Upgrading Kubespray/Kubernetes¶
All clusters should stay up to date with the latest Kubespray version used in compliantkubernetes-kubespray.
-
Note what version of Kubespray that is currently used in the cluster and the Kubespray version we want to upgrade to. Then check the release notes for each version in between to see if there are anything that might cause any problems, if so then consult the rest of the operations team before proceeding.

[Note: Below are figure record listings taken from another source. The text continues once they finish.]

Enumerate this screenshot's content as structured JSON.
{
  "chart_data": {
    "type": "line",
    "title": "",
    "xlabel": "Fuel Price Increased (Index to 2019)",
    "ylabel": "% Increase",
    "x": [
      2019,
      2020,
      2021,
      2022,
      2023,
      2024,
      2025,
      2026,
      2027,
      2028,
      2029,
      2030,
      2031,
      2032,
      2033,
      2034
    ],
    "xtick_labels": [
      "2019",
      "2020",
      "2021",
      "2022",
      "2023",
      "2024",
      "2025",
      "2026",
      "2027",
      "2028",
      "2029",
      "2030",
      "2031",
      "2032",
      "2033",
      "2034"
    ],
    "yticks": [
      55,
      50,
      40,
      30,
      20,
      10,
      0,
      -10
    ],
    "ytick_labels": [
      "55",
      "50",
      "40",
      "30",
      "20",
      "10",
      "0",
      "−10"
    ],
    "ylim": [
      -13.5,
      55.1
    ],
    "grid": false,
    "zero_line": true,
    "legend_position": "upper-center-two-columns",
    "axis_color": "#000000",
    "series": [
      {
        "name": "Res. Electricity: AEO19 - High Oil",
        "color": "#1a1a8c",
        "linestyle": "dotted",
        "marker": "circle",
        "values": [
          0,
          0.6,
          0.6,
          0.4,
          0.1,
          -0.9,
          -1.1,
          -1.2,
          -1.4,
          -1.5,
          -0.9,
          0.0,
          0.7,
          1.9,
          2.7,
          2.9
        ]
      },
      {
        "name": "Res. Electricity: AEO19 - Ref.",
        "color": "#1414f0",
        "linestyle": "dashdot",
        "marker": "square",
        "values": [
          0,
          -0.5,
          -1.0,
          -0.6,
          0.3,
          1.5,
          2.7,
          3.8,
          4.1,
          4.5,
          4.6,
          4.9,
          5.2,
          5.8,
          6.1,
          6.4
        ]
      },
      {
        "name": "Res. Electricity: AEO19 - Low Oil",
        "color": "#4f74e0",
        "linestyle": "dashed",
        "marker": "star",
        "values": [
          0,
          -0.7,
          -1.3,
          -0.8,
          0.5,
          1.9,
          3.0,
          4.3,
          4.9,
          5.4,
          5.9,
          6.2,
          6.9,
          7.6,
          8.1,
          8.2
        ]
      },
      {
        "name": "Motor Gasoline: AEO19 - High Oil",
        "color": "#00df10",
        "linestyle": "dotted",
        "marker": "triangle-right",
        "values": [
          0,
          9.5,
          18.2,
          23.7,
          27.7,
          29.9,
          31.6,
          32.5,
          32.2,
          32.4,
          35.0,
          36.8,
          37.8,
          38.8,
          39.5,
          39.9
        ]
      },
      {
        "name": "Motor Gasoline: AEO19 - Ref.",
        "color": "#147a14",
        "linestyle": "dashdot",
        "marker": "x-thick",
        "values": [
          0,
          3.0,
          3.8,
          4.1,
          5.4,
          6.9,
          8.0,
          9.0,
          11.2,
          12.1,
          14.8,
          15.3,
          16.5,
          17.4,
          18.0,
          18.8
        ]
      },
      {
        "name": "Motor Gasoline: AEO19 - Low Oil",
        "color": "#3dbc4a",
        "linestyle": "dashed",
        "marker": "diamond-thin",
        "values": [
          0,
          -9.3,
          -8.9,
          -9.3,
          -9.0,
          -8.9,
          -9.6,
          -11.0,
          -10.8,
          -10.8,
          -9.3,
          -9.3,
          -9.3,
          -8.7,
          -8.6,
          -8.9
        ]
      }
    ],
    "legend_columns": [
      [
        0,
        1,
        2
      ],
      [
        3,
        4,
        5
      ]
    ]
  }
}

Also check if the newer Kubespray version would upgrade Kubernetes to a new minor version, if so then the Application Developer should get a notice of x weeks before proceeding to let them check for any deprecated APIs that they might be using. You should never upgrade more than one minor version of Kubespray at a time. E.g. if you are at Kubespray version 2.13.3 and are going to 2.15.0 then the upgrade path would be 2.13.3 -> 2.14.2 -> 2.15.0. Read more about Kubespray upgrades in their documentation.
-
Checkout the next Kubespray version by checking out the last compliantkubernetes-kubespray commit (the commit is
next-version
in the snippet below) that used that version and updating the submodule.# you should be in the root folder of compliantkubernetes-kubespray git switch -d <next-version> git submodule sync git submodule update --init --recursive
-
Upgrade compliantkubernetes-kubespray by following the relevant documentation (e.g. for upgrade to v2.17.x-ck8s1).
-
Download the required files on the nodes:
./bin/ck8s-kubespray run-playbook sc upgrade-cluster.yml -b --tags=download ./bin/ck8s-kubespray run-playbook wc upgrade-cluster.yml -b --tags=download
-
Upgrade the cluster to a new Kubernetes version:
./bin/ck8s-kubespray run-playbook sc upgrade-cluster.yml -b --skip-tags=download ./bin/ck8s-kubespray run-playbook wc upgrade-cluster.yml -b --skip-tags=download
After doing any upgrades or maintenance¶
- Check the state of the environment, pods and nodes:
Note
the below steps should be run from compliantkubernetes-apps root directory.
./bin/ck8s test sc|wc
./bin/ck8s ops kubectl sc|wc get pods -A -o custom-columns=NAMESPACE:metadata.namespace,POD:metadata.name,READY-false:status.containerStatuses[*].ready,REASON:status.containerStatuses[*].state.terminated.reason | grep false | grep -v Completed
./bin/ck8s ops kubectl sc|wc get nodes
- Check if any alerts generated by the upgrade didn't close;
- Check if you can login to Grafana, OpenSearch or Harbor;
- Enable the notifications for the alerts;
- Notify the users (if any) when the upgrade is complete;
- Check that you can see fresh metrics and logs.